Dans ce cas, la procédure de licenciement devra être respectée et, si cette faute est retenue, le travailleur pourrait être privé de son droit à l’indemnité.
Le licenciement devant être immédiat pour le travailleur en situation irrégulière, il ne pourra donc pas prétendre à des dommages et intérêts pour non-respect de la procédure car ces dispositions ne lui sont pas applicables (5).
L’indemnité forfaitaire est alors considérée comme suffisante pour réparer tous les dommages nés de ce licenciement aussi abusif soit-il. Aucun cumul n’est malheureusement possible (6) et ceci même en cas de travail dissimulé (7).
Toutefois, la Cour de cassation a désormais clairement admis le cumul de l’indemnité forfaitaire pour travail dissimulé avec toutes autres indemnités même légales ou conventionnelles de licenciement auxquelles aurait droit le travailleur en situation régulière (8).
Reste alors pour le travailleur démuni d’autorisation de travail la possibilité de prétendre à une indemnisation supplémentaire s’il rapportait la preuve que certains préjudices subis ne sont pas entièrement réparés par l’indemnité forfaitaire allouée (9).
Cette preuve semble cependant très difficile à établir au vu de la précarité de son embauche et de son statut durant toute l’exécution du contrat de travail.
Si en cours d’instance le salarié est placé en rétention administrative ou assigné à résidence, reconduit à la frontière ou quitte le territoire français dans le cadre d’un départ volontaire, sa créance est déposée sous 30 jours auprès de l’office français de l’immigration et de l’intégration, laquelle lui sera par la suite versée.
Il est alors mis à la charge de l’employeur condamné les frais d’envoi des rémunérations impayées vers le pays dans lequel le salarié serait retourné le cas échéant (10).
En définitive, cette triste réalité démontre un énorme contraste entre l’étendue des droits dont dispose le travailleur sans papiers durant toute l’exécution de son contrat du fait de son assimilation à un salarié autorisé à travailler, et la limitation de ces mêmes droits en cas de licenciement.

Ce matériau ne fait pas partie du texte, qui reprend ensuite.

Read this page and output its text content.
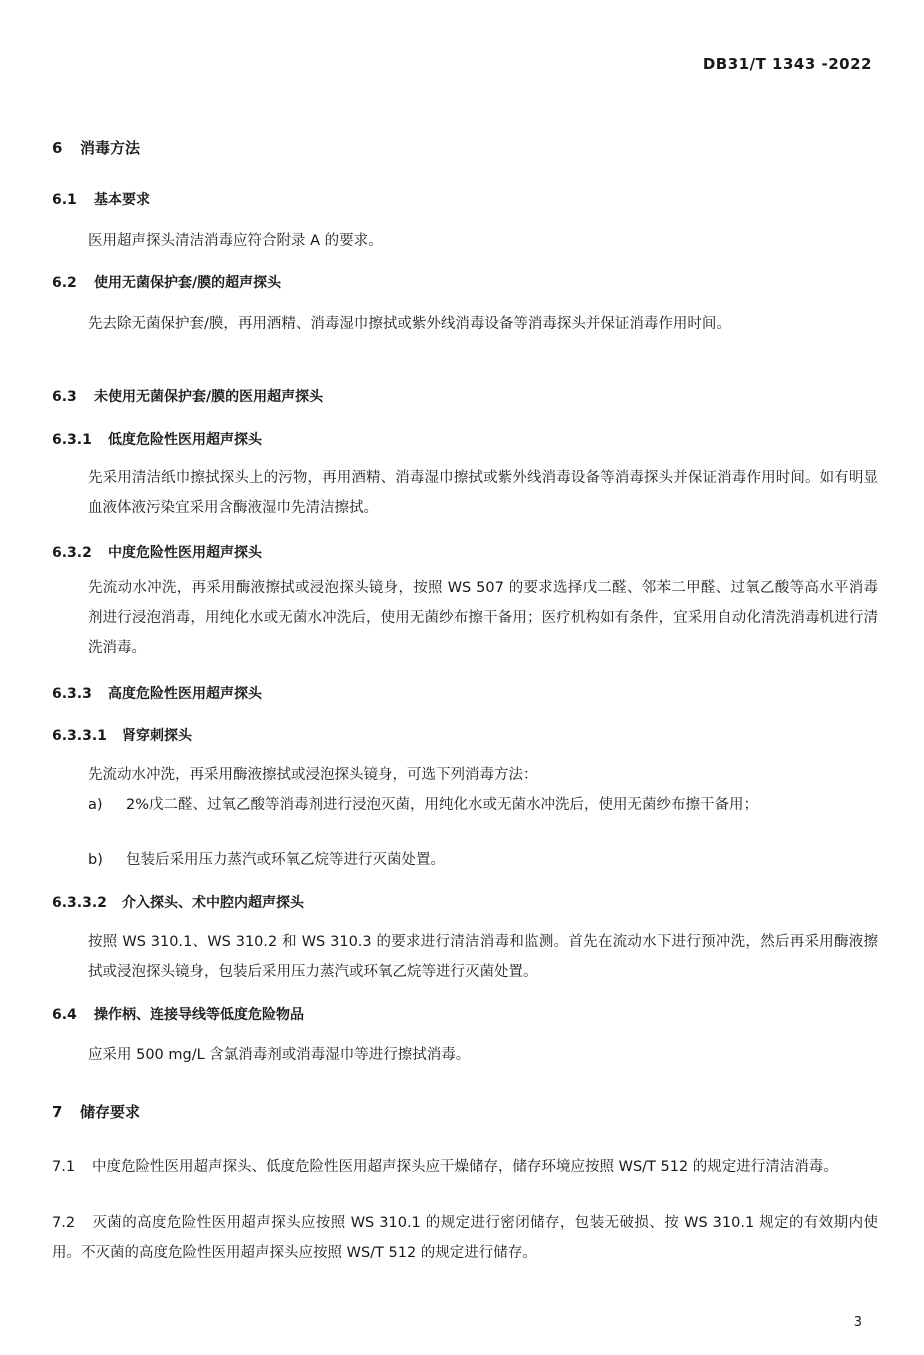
DB31/T 1343 -2022
6 消毒方法
6.1 基本要求
医用超声探头清洁消毒应符合附录 A 的要求。
6.2 使用无菌保护套/膜的超声探头
先去除无菌保护套/膜，再用酒精、消毒湿巾擦拭或紫外线消毒设备等消毒探头并保证消毒作用时间。
6.3 未使用无菌保护套/膜的医用超声探头
6.3.1 低度危险性医用超声探头
先采用清洁纸巾擦拭探头上的污物，再用酒精、消毒湿巾擦拭或紫外线消毒设备等消毒探头并保证消毒作用时间。如有明显血液体液污染宜采用含酶液湿巾先清洁擦拭。
6.3.2 中度危险性医用超声探头
先流动水冲洗，再采用酶液擦拭或浸泡探头镜身，按照 WS 507 的要求选择戊二醛、邻苯二甲醛、过氧乙酸等高水平消毒剂进行浸泡消毒，用纯化水或无菌水冲洗后，使用无菌纱布擦干备用；医疗机构如有条件，宜采用自动化清洗消毒机进行清洗消毒。
6.3.3 高度危险性医用超声探头
6.3.3.1 肾穿刺探头
先流动水冲洗，再采用酶液擦拭或浸泡探头镜身，可选下列消毒方法：
a) 2%戊二醛、过氧乙酸等消毒剂进行浸泡灭菌，用纯化水或无菌水冲洗后，使用无菌纱布擦干备用；
b) 包装后采用压力蒸汽或环氧乙烷等进行灭菌处置。
6.3.3.2 介入探头、术中腔内超声探头
按照 WS 310.1、WS 310.2 和 WS 310.3 的要求进行清洁消毒和监测。首先在流动水下进行预冲洗，然后再采用酶液擦拭或浸泡探头镜身，包装后采用压力蒸汽或环氧乙烷等进行灭菌处置。
6.4 操作柄、连接导线等低度危险物品
应采用 500 mg/L 含氯消毒剂或消毒湿巾等进行擦拭消毒。
7 储存要求
7.1 中度危险性医用超声探头、低度危险性医用超声探头应干燥储存，储存环境应按照 WS/T 512 的规定进行清洁消毒。
7.2 灭菌的高度危险性医用超声探头应按照 WS 310.1 的规定进行密闭储存，包装无破损、按 WS 310.1 规定的有效期内使用。不灭菌的高度危险性医用超声探头应按照 WS/T 512 的规定进行储存。
3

Ceci pourrait justifier le manque de scrupule des employeurs qui n’hésitent pas à dissimuler tant l’activité que l’emploi salarié au mépris des dispositions légales.
Le ratio entre le gain qu’ils pourraient réaliser par une rémunération des salariés clandestins en dessous du minimum légal et des indemnités forfaitaires très limitées et non cumulables qu’ils pourraient être contraints de verser fait peser la balance.
Ils prennent alors le risque de se voir appliquer des sanctions pénales bien plus lourdes.
Le travailleur en situation irrégulière devrait donc faire de même, agir, faire entendre sa voix, et ne pas perdre de vue que, cette procédure essentiellement civile a pour but unique de préserver ses droits, aussi limités soient-ils, et est distincte de toute autre instance relative à sa circulation irrégulière sur le territoire français.
1. Loi n° 2011-672 du 16 juin 2011 relative à l’immigration, à l’intégration et à la nationalité – Titre IV.
2. Code du travail, article 8252-2.
3. Cour de cassation chambre sociale 8 décembre 2009 n° 08-42100.
4. Cour de cassation chambre sociale 26 juin 2008 n° 07-40434.
5. Cour de cassation chambre sociale 13 novembre 2008 n° 07-40689.
6. Cour de cassation chambre sociale mardi 29 janvier 2008 n° 06-44983.
7. Cour de Cassation chambre sociale 14 février 2018 n° 16-22335.
8. Cour de cassation chambre sociale 6 février 2013 n° 11-23738 et 20 février 2013 n°11-26133.
9. Code du travail, article L8252-2 in fine.